Подслеповато щурясь в попытках сфокусировать и перенастроить зрение, Михаил Валерьевич поминутно подносил к лицу исцарапанные руки, видимо, опасаясь вновь увидеть когтистые лапы доисторического ящера. А еще никак не хотел отпускать от себя возмужавшего в его отсутствие сына.
— Ох, Миша-Миша! — охал Сурай, пока Вера и Аглая хлопотали у стола, наперебой угощая дорогого гостя и не забывая о других участниках охоты. — Говорил я тебе, не стоит за реку Смородину ходить!
— То-то мы в Слави найти его не могли! — качал головой Кочемас.
— Кощей хотел меня убить, — немного придя в себя, пояснил Михаил Валерьевич. — Но духи не позволили. Тогда он их уничтожил, а меня запер в облике чудовища.
— Так что же, получается, ваш родич все это время змеем крылатым летал? — поглаживая рыжую бороду, уточнил неугомонный Радослав.
— А ты счет за убыток предъявить хочешь? — подозрительно глянул на него Атямас. — Или, как это там у вас называют, — виру?
— Да какой там убыток? — примирительно покачал головой Доможир. — Мы разве не понимаем, что надо спрашивать с того, кто заклятье наложил. Причем за каждый год, прожитый в змеиной шкуре.

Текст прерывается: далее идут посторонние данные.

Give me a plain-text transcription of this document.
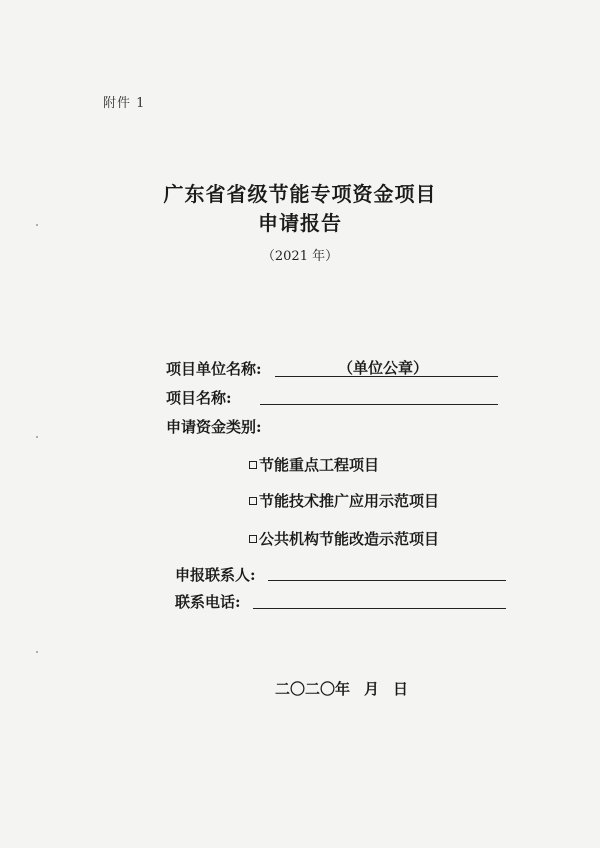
附件 1
广东省省级节能专项资金项目
申请报告
（2021 年）
项目单位名称:	（单位公章）
项目名称:
申请资金类别:
节能重点工程项目
节能技术推广应用示范项目
公共机构节能改造示范项目
申报联系人:
联系电话:
二〇二〇年 月 日
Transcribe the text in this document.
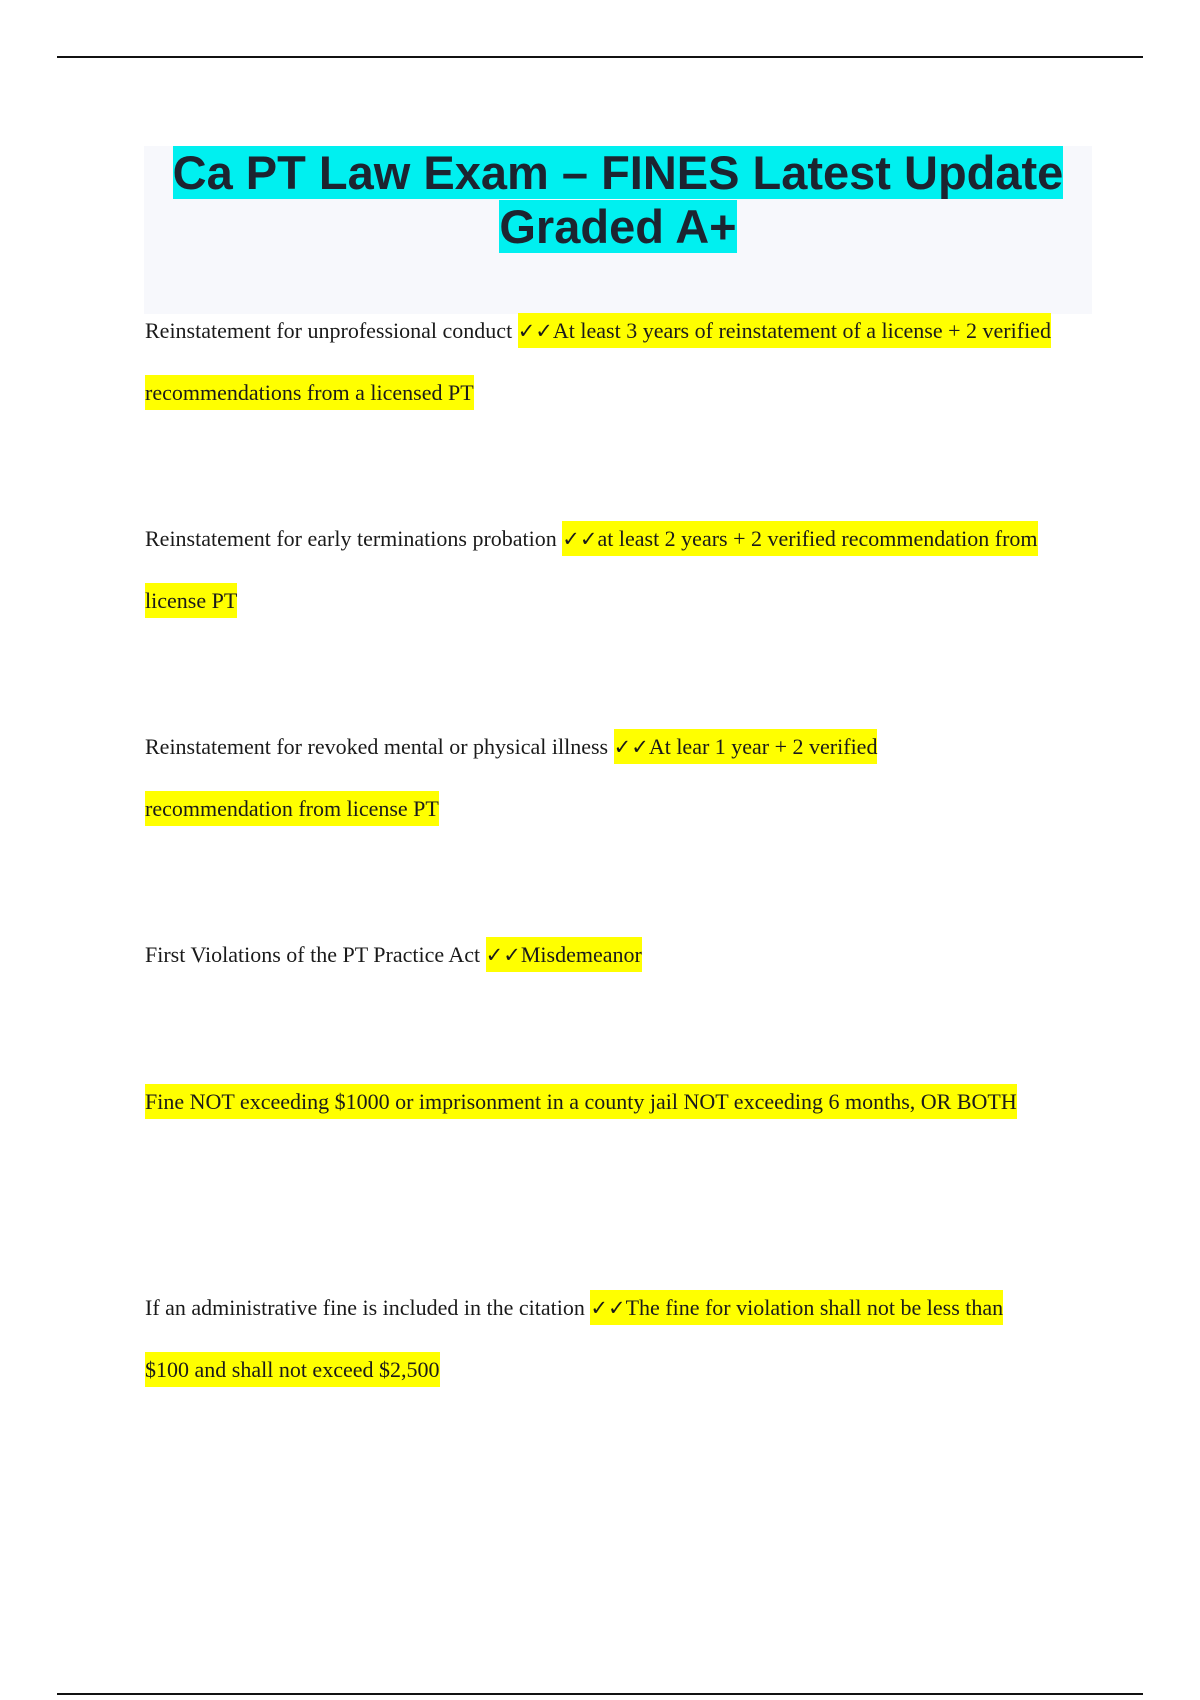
Ca PT Law Exam – FINES Latest Update Graded A+

Reinstatement for unprofessional conduct ✓✓At least 3 years of reinstatement of a license + 2 verified recommendations from a licensed PT

Reinstatement for early terminations probation ✓✓at least 2 years + 2 verified recommendation from license PT

Reinstatement for revoked mental or physical illness ✓✓At lear 1 year + 2 verified recommendation from license PT

First Violations of the PT Practice Act ✓✓Misdemeanor

Fine NOT exceeding $1000 or imprisonment in a county jail NOT exceeding 6 months, OR BOTH

If an administrative fine is included in the citation ✓✓The fine for violation shall not be less than $100 and shall not exceed $2,500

Я тоже представила эти семнадцать лет, вычеркнутых из жизни. Как еще Левиному отцу удалось сохранить память и здравый рассудок? Впрочем, ответ на этот вопрос он дал сам, когда пояснил, что жил лишь надеждой на освобождение и жаждой мести. В кратких снах, хотя бы мысленно возвращавших его в человеческий облик, он бессильно наблюдал за тем, как бьется бедная жена и как без его поддержки подрастает сын. Но именно их память о нем и помогала Михаилу Валерьевичу ощущать себя человеком.
Узнав о цели нашего путешествия, он сначала попытался нас отговорить, потом запросился с нами:
— Я отыскал место, где растет дуб. Только до сундука с иглой добраться не успел, — пояснил он, и на резко очерченных скулах заиграли желваки.
— Это я виноват, — потупившись, вздохнул Лева.
— Мы виноваты, — уточнил Иван.
— Никто не виноват, — примирительно отозвался Михаил Валерьевич, обняв обоих. — Надо было накладывать на зеркало более сильное заклятье.
Как же его слова отличались от жалобно-обвиняющих речей подменыша-призрака!
Лева попросил отца рассказать все по порядку. Все-таки ни Вера Дмитриевна, ни Сурай с братьями, ни даже вещий дед Овтай не могли восстановить полную картину.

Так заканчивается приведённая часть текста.